Film Review: The multi-dimensional ‘Archenemy’ is an alt-superhero tale that never gets off the ground
We’re living in the era of the anti-superhero. After decades of caped and masked crusaders being the toast of the town, now it seems like the only thing cooler than calling yourself a superhero is not being one. In Archenemy, Max Fist (Joe Manganiello) arrives on Earth under some mysterious and confusing circumstances, claiming to be from another dimension. But when anybody dares to call him a superhero, he ragefully declares that he is decidedly not. Destitute and down on his luck, Fist drinks away the days and attempts to tell his story to anybody who will listen, but to no avail.
Meanwhile, Hamster (Skylan Brooks) and Indigo (Zolee Griggs), brother and sister, are just trying to get by in a city that’s been infiltrated by the crime and corruption of a local drug ring. Indigo, who works for the cartel, is just trying to make enough money to support her brother, meanwhile Hamster (yes, his name is Hamster) has dreams of being a journalist. One day, Hamster waltzes into the offices of a Buzzfeed-style news outlet and asks for a job. He’s told that if he can find an interesting story on the streets that will go viral, they’ll consider hiring him full-time. Yeah, that’s how these things work! Anyway, Hamster sets out to find his muse and you probably see where this is going.
Hamster runs into Max as he’s attempting to punch his way through a wall in a dark alley. Max volunteers to tell Hamster his story in exchange for some booze. As Max tells it, he ended up on Earth 15 years older than when he left his home planet of Chromium and he’s desperate to find the Crystal Cave, his source of power.
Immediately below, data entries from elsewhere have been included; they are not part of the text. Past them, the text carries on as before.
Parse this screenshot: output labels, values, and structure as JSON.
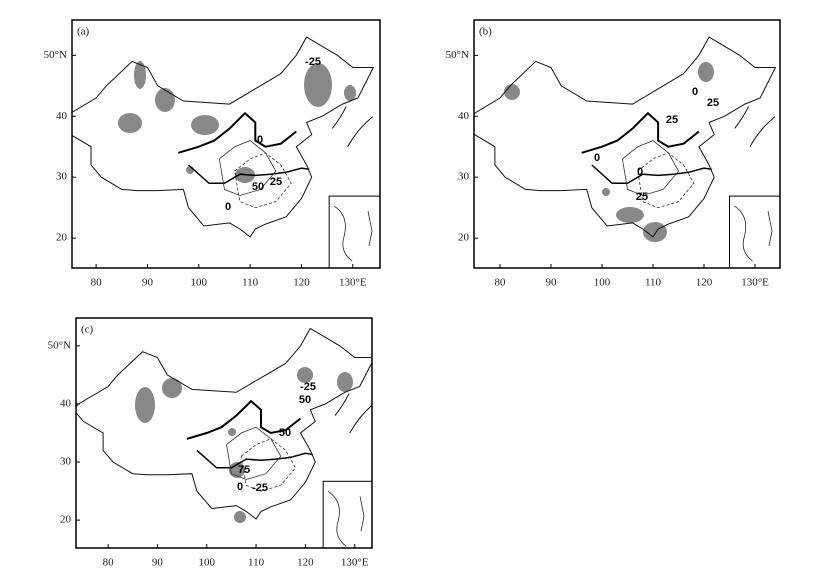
{
  "panels": [
    {
      "label": "(a)",
      "lon_ticks": [
        "80",
        "90",
        "100",
        "110",
        "120",
        "130°E"
      ],
      "lat_ticks": [
        "20",
        "30",
        "40",
        "50°N"
      ],
      "contour_labels": [
        "-25",
        "0",
        "50",
        "25",
        "0"
      ]
    },
    {
      "label": "(b)",
      "lon_ticks": [
        "80",
        "90",
        "100",
        "110",
        "120",
        "130°E"
      ],
      "lat_ticks": [
        "20",
        "30",
        "40",
        "50°N"
      ],
      "contour_labels": [
        "0",
        "25",
        "25",
        "0",
        "0",
        "25"
      ]
    },
    {
      "label": "(c)",
      "lon_ticks": [
        "80",
        "90",
        "100",
        "110",
        "120",
        "130°E"
      ],
      "lat_ticks": [
        "20",
        "30",
        "40",
        "50°N"
      ],
      "contour_labels": [
        "-25",
        "50",
        "50",
        "75",
        "0",
        "-25"
      ]
    }
  ]
}
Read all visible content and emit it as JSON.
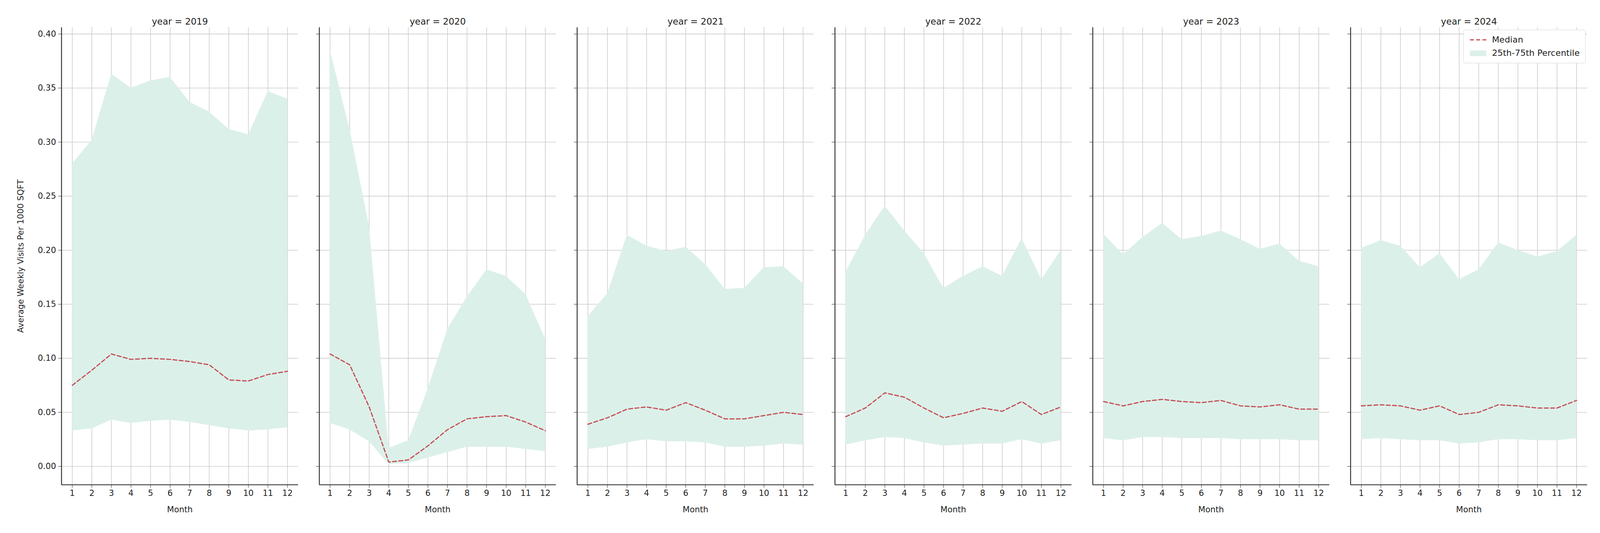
{
  "chart_data": [
    {
      "type": "line",
      "title": "year = 2019",
      "xlabel": "Month",
      "ylabel": "Average Weekly Visits Per 1000 SQFT",
      "x": [
        1,
        2,
        3,
        4,
        5,
        6,
        7,
        8,
        9,
        10,
        11,
        12
      ],
      "xlim": [
        0.45,
        12.55
      ],
      "xticks": [
        1,
        2,
        3,
        4,
        5,
        6,
        7,
        8,
        9,
        10,
        11,
        12
      ],
      "ylim": [
        -0.017,
        0.406
      ],
      "yticks": [
        {
          "value": 0,
          "label": "0.00"
        },
        {
          "value": 0.05,
          "label": "0.05"
        },
        {
          "value": 0.1,
          "label": "0.10"
        },
        {
          "value": 0.15,
          "label": "0.15"
        },
        {
          "value": 0.2,
          "label": "0.20"
        },
        {
          "value": 0.25,
          "label": "0.25"
        },
        {
          "value": 0.3,
          "label": "0.30"
        },
        {
          "value": 0.35,
          "label": "0.35"
        },
        {
          "value": 0.4,
          "label": "0.40"
        }
      ],
      "grid": true,
      "series": [
        {
          "name": "Median",
          "type": "line",
          "line_style": "dashed",
          "color": "#c44e52",
          "values": [
            0.075,
            0.089,
            0.104,
            0.099,
            0.1,
            0.099,
            0.097,
            0.094,
            0.08,
            0.079,
            0.085,
            0.088
          ]
        },
        {
          "name": "25th-75th Percentile",
          "type": "area",
          "color": "#dcf0ea",
          "lower": [
            0.033,
            0.035,
            0.043,
            0.04,
            0.042,
            0.043,
            0.041,
            0.038,
            0.035,
            0.033,
            0.034,
            0.036
          ],
          "upper": [
            0.28,
            0.302,
            0.363,
            0.35,
            0.357,
            0.36,
            0.337,
            0.328,
            0.312,
            0.307,
            0.347,
            0.34
          ]
        }
      ]
    },
    {
      "type": "line",
      "title": "year = 2020",
      "xlabel": "Month",
      "x": [
        1,
        2,
        3,
        4,
        5,
        6,
        7,
        8,
        9,
        10,
        11,
        12
      ],
      "xlim": [
        0.45,
        12.55
      ],
      "xticks": [
        1,
        2,
        3,
        4,
        5,
        6,
        7,
        8,
        9,
        10,
        11,
        12
      ],
      "ylim": [
        -0.017,
        0.406
      ],
      "yticks": [
        {
          "value": 0,
          "label": "0.00"
        },
        {
          "value": 0.05,
          "label": "0.05"
        },
        {
          "value": 0.1,
          "label": "0.10"
        },
        {
          "value": 0.15,
          "label": "0.15"
        },
        {
          "value": 0.2,
          "label": "0.20"
        },
        {
          "value": 0.25,
          "label": "0.25"
        },
        {
          "value": 0.3,
          "label": "0.30"
        },
        {
          "value": 0.35,
          "label": "0.35"
        },
        {
          "value": 0.4,
          "label": "0.40"
        }
      ],
      "grid": true,
      "tick_labels": "x",
      "series": [
        {
          "name": "Median",
          "type": "line",
          "line_style": "dashed",
          "color": "#c44e52",
          "values": [
            0.104,
            0.094,
            0.055,
            0.004,
            0.006,
            0.019,
            0.034,
            0.044,
            0.046,
            0.047,
            0.041,
            0.033
          ]
        },
        {
          "name": "25th-75th Percentile",
          "type": "area",
          "color": "#dcf0ea",
          "lower": [
            0.04,
            0.034,
            0.023,
            0.002,
            0.003,
            0.008,
            0.013,
            0.018,
            0.018,
            0.018,
            0.016,
            0.014
          ],
          "upper": [
            0.385,
            0.312,
            0.222,
            0.017,
            0.024,
            0.072,
            0.127,
            0.157,
            0.182,
            0.176,
            0.159,
            0.118
          ]
        }
      ]
    },
    {
      "type": "line",
      "title": "year = 2021",
      "xlabel": "Month",
      "x": [
        1,
        2,
        3,
        4,
        5,
        6,
        7,
        8,
        9,
        10,
        11,
        12
      ],
      "xlim": [
        0.45,
        12.55
      ],
      "xticks": [
        1,
        2,
        3,
        4,
        5,
        6,
        7,
        8,
        9,
        10,
        11,
        12
      ],
      "ylim": [
        -0.017,
        0.406
      ],
      "yticks": [
        {
          "value": 0,
          "label": "0.00"
        },
        {
          "value": 0.05,
          "label": "0.05"
        },
        {
          "value": 0.1,
          "label": "0.10"
        },
        {
          "value": 0.15,
          "label": "0.15"
        },
        {
          "value": 0.2,
          "label": "0.20"
        },
        {
          "value": 0.25,
          "label": "0.25"
        },
        {
          "value": 0.3,
          "label": "0.30"
        },
        {
          "value": 0.35,
          "label": "0.35"
        },
        {
          "value": 0.4,
          "label": "0.40"
        }
      ],
      "grid": true,
      "tick_labels": "x",
      "series": [
        {
          "name": "Median",
          "type": "line",
          "line_style": "dashed",
          "color": "#c44e52",
          "values": [
            0.039,
            0.045,
            0.053,
            0.055,
            0.052,
            0.059,
            0.052,
            0.044,
            0.044,
            0.047,
            0.05,
            0.048
          ]
        },
        {
          "name": "25th-75th Percentile",
          "type": "area",
          "color": "#dcf0ea",
          "lower": [
            0.016,
            0.018,
            0.022,
            0.025,
            0.023,
            0.023,
            0.022,
            0.018,
            0.018,
            0.019,
            0.021,
            0.02
          ],
          "upper": [
            0.139,
            0.16,
            0.214,
            0.204,
            0.199,
            0.203,
            0.187,
            0.164,
            0.165,
            0.184,
            0.185,
            0.169
          ]
        }
      ]
    },
    {
      "type": "line",
      "title": "year = 2022",
      "xlabel": "Month",
      "x": [
        1,
        2,
        3,
        4,
        5,
        6,
        7,
        8,
        9,
        10,
        11,
        12
      ],
      "xlim": [
        0.45,
        12.55
      ],
      "xticks": [
        1,
        2,
        3,
        4,
        5,
        6,
        7,
        8,
        9,
        10,
        11,
        12
      ],
      "ylim": [
        -0.017,
        0.406
      ],
      "yticks": [
        {
          "value": 0,
          "label": "0.00"
        },
        {
          "value": 0.05,
          "label": "0.05"
        },
        {
          "value": 0.1,
          "label": "0.10"
        },
        {
          "value": 0.15,
          "label": "0.15"
        },
        {
          "value": 0.2,
          "label": "0.20"
        },
        {
          "value": 0.25,
          "label": "0.25"
        },
        {
          "value": 0.3,
          "label": "0.30"
        },
        {
          "value": 0.35,
          "label": "0.35"
        },
        {
          "value": 0.4,
          "label": "0.40"
        }
      ],
      "grid": true,
      "tick_labels": "x",
      "series": [
        {
          "name": "Median",
          "type": "line",
          "line_style": "dashed",
          "color": "#c44e52",
          "values": [
            0.046,
            0.054,
            0.068,
            0.064,
            0.054,
            0.045,
            0.049,
            0.054,
            0.051,
            0.06,
            0.048,
            0.055
          ]
        },
        {
          "name": "25th-75th Percentile",
          "type": "area",
          "color": "#dcf0ea",
          "lower": [
            0.02,
            0.024,
            0.027,
            0.026,
            0.022,
            0.019,
            0.02,
            0.021,
            0.021,
            0.025,
            0.021,
            0.024
          ],
          "upper": [
            0.18,
            0.214,
            0.241,
            0.218,
            0.197,
            0.165,
            0.176,
            0.185,
            0.176,
            0.211,
            0.173,
            0.2
          ]
        }
      ]
    },
    {
      "type": "line",
      "title": "year = 2023",
      "xlabel": "Month",
      "x": [
        1,
        2,
        3,
        4,
        5,
        6,
        7,
        8,
        9,
        10,
        11,
        12
      ],
      "xlim": [
        0.45,
        12.55
      ],
      "xticks": [
        1,
        2,
        3,
        4,
        5,
        6,
        7,
        8,
        9,
        10,
        11,
        12
      ],
      "ylim": [
        -0.017,
        0.406
      ],
      "yticks": [
        {
          "value": 0,
          "label": "0.00"
        },
        {
          "value": 0.05,
          "label": "0.05"
        },
        {
          "value": 0.1,
          "label": "0.10"
        },
        {
          "value": 0.15,
          "label": "0.15"
        },
        {
          "value": 0.2,
          "label": "0.20"
        },
        {
          "value": 0.25,
          "label": "0.25"
        },
        {
          "value": 0.3,
          "label": "0.30"
        },
        {
          "value": 0.35,
          "label": "0.35"
        },
        {
          "value": 0.4,
          "label": "0.40"
        }
      ],
      "grid": true,
      "tick_labels": "x",
      "series": [
        {
          "name": "Median",
          "type": "line",
          "line_style": "dashed",
          "color": "#c44e52",
          "values": [
            0.06,
            0.056,
            0.06,
            0.062,
            0.06,
            0.059,
            0.061,
            0.056,
            0.055,
            0.057,
            0.053,
            0.053
          ]
        },
        {
          "name": "25th-75th Percentile",
          "type": "area",
          "color": "#dcf0ea",
          "lower": [
            0.026,
            0.024,
            0.027,
            0.027,
            0.026,
            0.026,
            0.026,
            0.025,
            0.025,
            0.025,
            0.024,
            0.024
          ],
          "upper": [
            0.215,
            0.196,
            0.212,
            0.225,
            0.21,
            0.213,
            0.218,
            0.21,
            0.201,
            0.206,
            0.19,
            0.185
          ]
        }
      ]
    },
    {
      "type": "line",
      "title": "year = 2024",
      "xlabel": "Month",
      "x": [
        1,
        2,
        3,
        4,
        5,
        6,
        7,
        8,
        9,
        10,
        11,
        12
      ],
      "xlim": [
        0.45,
        12.55
      ],
      "xticks": [
        1,
        2,
        3,
        4,
        5,
        6,
        7,
        8,
        9,
        10,
        11,
        12
      ],
      "ylim": [
        -0.017,
        0.406
      ],
      "yticks": [
        {
          "value": 0,
          "label": "0.00"
        },
        {
          "value": 0.05,
          "label": "0.05"
        },
        {
          "value": 0.1,
          "label": "0.10"
        },
        {
          "value": 0.15,
          "label": "0.15"
        },
        {
          "value": 0.2,
          "label": "0.20"
        },
        {
          "value": 0.25,
          "label": "0.25"
        },
        {
          "value": 0.3,
          "label": "0.30"
        },
        {
          "value": 0.35,
          "label": "0.35"
        },
        {
          "value": 0.4,
          "label": "0.40"
        }
      ],
      "grid": true,
      "tick_labels": "x",
      "legend": "upper right",
      "series": [
        {
          "name": "Median",
          "type": "line",
          "line_style": "dashed",
          "color": "#c44e52",
          "values": [
            0.056,
            0.057,
            0.056,
            0.052,
            0.056,
            0.048,
            0.05,
            0.057,
            0.056,
            0.054,
            0.054,
            0.061
          ]
        },
        {
          "name": "25th-75th Percentile",
          "type": "area",
          "color": "#dcf0ea",
          "lower": [
            0.025,
            0.026,
            0.025,
            0.024,
            0.024,
            0.021,
            0.022,
            0.025,
            0.025,
            0.024,
            0.024,
            0.026
          ],
          "upper": [
            0.202,
            0.209,
            0.204,
            0.184,
            0.197,
            0.173,
            0.182,
            0.207,
            0.2,
            0.194,
            0.199,
            0.214
          ]
        }
      ]
    }
  ]
}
Hamster, who at one point compares himself to Hunter S. Thompson, begins to document this mystical quest on his phone, simultaneously helping Max and securing his own future as a proprietor of clickbaity, viral Internet videos.
The movie is intercut with comic book-style illustrations of Max’s past on Chromium. The montages are effective kaleidoscopes of bright hues of blue, pink and purple, quite visually arresting, if a bit difficult to follow and connect back to the proceedings on the ground.
As Hamster and Max are making names for themselves with bored 9-to-5’ers looking to avoid spreadsheets, Indigo meets up with the syndicate’s kingpin (Paul Scheer) in an attempt to move up within the organization. Scheer, donning tattoos and a red Speedo, is a bit of comedic relief and also seems to be in a different movie than everybody else. After the encounter turns ill-fated, Indigo steals a large sum of money and, just like that, she’s on the run.
The Manager (Glenn Howerton), a generic and ominous name if there ever was one, and his crew eventually track down Indigo and the money, but Max comes to the rescue, at least for the time being. Max, who at this point is apparently a viral sensation, turns into a sort of Robocop Ralph Lauren and equips both himself and Hamster with new gear for the battle to come.
With Indigo and Hamster on the move, Indigo decides to pull over to the side of the road to take a nap which IS NOT A GOOD MOVE IF YOU’RE BEING CHASED BY A GROUP OF DRUG VIGILANTES. Things go expectedly haywire as the future and past collide, with Cleo (a deliciously icy Amy Seimetz), Max’s former lover on Chromium, arriving to help explain how Max arrived on Earth and what the future holds for the city.
Written and directed by Adam Egypt Mortimer (Daniel Isn’t Real), Archenemy is infused with style and an intriguing premise, but the execution is lacking. Joe Manganiello, who certainly looks the part of a makeshift renegade, fails to bring enough emotional heft or levity to make you care about Max. Furthermore, there’s a missed opportunity to dive into Max’s story – the entire conundrum of whether or not he’s telling the truth. There’s a real chance for mystery, for the story to hinge on what you want to believe. Instead, it barely even ponders the question.
It’s a movie that makes you yearn for an old fashioned hero.
* ½ out of *****
Archenemy will be released in theaters, On Demand and digital on December 11th from RLJE Films.